Multidimensional Correlation-Function Analysis of Single-Molecule Data: Heterogeneity in a Polymer near the Glass Transition

Nonexponential decays, i.e. rate dispersion, are common in the relaxation of complex materials. Single-molecule measurements should determine whether such rate dispersion is due to heterogeneity. Current methods of analysis are based on averaging molecule-by-molecule. They are inconsistent with ergodicity and are ambiguous in practice. A new definition of heterogeneity based on multidimensional correlation-functions is proposed. Averages are taken over both time and the entire ensemble of molecules, ensuring consistency with ergodic behavior.

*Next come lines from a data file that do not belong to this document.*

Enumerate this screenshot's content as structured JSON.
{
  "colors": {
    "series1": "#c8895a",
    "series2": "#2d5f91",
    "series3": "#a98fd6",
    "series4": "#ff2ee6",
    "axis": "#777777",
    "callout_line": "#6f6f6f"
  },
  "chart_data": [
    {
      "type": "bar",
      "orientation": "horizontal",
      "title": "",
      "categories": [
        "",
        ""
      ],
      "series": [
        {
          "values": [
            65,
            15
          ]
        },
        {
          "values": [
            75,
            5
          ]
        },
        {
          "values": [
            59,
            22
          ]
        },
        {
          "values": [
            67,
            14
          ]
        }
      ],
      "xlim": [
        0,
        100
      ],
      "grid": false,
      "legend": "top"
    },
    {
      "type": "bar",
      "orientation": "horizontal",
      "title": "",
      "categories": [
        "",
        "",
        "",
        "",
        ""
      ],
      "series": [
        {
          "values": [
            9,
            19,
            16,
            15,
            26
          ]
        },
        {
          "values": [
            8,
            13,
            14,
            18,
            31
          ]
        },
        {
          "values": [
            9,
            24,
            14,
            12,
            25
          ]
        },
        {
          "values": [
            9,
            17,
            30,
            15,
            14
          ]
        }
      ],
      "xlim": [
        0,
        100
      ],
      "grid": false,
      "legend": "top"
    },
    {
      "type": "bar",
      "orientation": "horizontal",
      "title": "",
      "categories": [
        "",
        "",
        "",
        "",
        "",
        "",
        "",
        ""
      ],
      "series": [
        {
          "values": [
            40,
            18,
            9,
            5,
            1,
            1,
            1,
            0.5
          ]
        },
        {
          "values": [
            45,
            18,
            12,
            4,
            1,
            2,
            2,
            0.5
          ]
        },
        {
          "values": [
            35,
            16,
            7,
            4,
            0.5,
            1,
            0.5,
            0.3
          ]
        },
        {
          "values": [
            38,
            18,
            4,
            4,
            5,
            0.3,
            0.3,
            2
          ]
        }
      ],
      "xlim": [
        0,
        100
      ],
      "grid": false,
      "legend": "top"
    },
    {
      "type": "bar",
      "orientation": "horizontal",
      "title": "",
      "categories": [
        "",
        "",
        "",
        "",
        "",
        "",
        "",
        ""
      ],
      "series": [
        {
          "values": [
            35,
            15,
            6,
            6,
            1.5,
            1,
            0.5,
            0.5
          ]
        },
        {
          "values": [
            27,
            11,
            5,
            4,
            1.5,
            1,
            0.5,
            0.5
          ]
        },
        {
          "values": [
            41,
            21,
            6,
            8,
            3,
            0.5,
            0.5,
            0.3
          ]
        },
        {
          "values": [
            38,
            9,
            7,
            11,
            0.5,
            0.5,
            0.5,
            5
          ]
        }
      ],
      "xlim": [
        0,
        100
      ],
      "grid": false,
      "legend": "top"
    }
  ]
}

An efficient algorithm has been developed to calculate multidimensional correlation-functions. The effectiveness of the new method is demonstrated on linear-dichroism data in poly(cyclohexyl acrylate) near its glass transition ($T_{g} +2K)$ [J. Chem. Phys. 125, 124701 (2006)]. Molecule-by-molecule averaging of this data fails to provide useful conclusions. Multidimensional analysis gives clear and quantitative results: 95$\pm $5$\% $ of rotational-rate dispersion is due to heterogeneous local environments, and the rate exchange is at least 11 times longer than the mean rotation time.